Is there a Perl module out there that can take bad HTML (such as what is copied from Microsoft Word) and parse it into nicely formatted HTML? I have looked at HTML::Tidy, but it has gotten horrible reviews on CPAN. We have a custom legacy module that's basically a wrapper for the command line version of tidy (which seems to be pretty much what HTML::Tidy is), but it writes files to disk and reads them back in, which can be a big performance penalty. Certainly with Perl's awesome text parsing abilities, there's a better way to do this right?
+1
A:
Two things:
1) There really isn't an alternative to tidy, since it does the job for most people. Is there some behavior of the command-line tool that is inadequate for you?

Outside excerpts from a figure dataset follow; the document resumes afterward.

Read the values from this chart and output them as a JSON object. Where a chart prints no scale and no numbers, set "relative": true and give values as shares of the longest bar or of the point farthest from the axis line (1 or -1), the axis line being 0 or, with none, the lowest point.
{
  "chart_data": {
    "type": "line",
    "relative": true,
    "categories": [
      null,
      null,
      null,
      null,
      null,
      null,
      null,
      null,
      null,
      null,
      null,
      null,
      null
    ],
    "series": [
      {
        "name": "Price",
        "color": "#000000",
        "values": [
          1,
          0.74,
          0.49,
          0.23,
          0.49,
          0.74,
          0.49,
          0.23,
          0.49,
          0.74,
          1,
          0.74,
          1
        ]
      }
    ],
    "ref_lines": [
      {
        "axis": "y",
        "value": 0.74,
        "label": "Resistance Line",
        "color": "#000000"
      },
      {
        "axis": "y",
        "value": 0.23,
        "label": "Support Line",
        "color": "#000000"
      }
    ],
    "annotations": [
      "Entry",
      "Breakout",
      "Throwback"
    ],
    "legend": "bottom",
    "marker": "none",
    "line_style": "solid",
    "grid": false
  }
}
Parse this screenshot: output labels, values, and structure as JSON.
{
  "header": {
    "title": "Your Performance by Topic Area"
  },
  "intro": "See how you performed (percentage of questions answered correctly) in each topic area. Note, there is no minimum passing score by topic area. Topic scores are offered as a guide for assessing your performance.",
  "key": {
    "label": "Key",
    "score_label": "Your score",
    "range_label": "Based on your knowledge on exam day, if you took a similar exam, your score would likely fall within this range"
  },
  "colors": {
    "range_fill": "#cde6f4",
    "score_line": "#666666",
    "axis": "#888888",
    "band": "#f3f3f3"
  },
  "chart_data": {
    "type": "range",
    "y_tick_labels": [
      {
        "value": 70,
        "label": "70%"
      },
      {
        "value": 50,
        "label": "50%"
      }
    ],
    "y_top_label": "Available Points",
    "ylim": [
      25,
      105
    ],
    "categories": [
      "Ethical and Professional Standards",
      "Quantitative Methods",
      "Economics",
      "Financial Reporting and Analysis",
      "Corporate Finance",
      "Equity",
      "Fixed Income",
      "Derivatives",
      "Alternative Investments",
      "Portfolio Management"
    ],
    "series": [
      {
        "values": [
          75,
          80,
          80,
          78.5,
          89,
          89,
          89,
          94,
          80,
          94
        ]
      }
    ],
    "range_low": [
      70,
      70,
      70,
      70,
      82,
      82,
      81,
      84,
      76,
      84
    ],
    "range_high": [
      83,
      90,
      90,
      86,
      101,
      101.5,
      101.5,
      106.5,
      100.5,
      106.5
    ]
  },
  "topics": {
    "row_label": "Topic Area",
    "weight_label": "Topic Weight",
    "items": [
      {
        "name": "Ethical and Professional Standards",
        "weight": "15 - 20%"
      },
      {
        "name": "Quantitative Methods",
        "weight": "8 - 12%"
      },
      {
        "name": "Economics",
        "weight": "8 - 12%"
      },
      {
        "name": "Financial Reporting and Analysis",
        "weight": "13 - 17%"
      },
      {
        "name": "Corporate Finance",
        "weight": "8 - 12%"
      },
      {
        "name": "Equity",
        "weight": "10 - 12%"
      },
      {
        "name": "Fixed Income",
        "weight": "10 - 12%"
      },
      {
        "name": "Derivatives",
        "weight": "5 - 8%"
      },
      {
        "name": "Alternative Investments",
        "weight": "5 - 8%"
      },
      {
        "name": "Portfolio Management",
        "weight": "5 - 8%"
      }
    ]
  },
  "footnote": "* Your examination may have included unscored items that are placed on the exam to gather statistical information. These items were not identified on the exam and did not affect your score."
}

Perhaps if you presented an example of why it's not up to snuff we could get a better understanding of the problem.
2) Regarding performance, you might consider modifying your wrapper to call open2
on tidy to avoid the disk round-trip:
use IPC::Open2;
my $pid = open2(\*FROM_TIDY, \*TO_TIDY, '/usr/bin/tidy')
or die "couldn't open";
# give tidy our html and close the handle to tell it we're done
print(TO_TIDY $html_string);
close(TO_TIDY);
# read in the tidy html
while (<FROM_TIDY>) {
print;
}
close(FROM_TIDY);
bmdhacks
2008-10-30 18:22:20
That's likely to deadlock (with tidy blocking on a write to FROM_TIDY and perl blocking on a write to TO_TIDY).
ysth
2008-10-30 23:42:20
Nope. tidy reads the whole file in before parsing it, then writes the whole file out.
bmdhacks
2008-10-30 23:55:06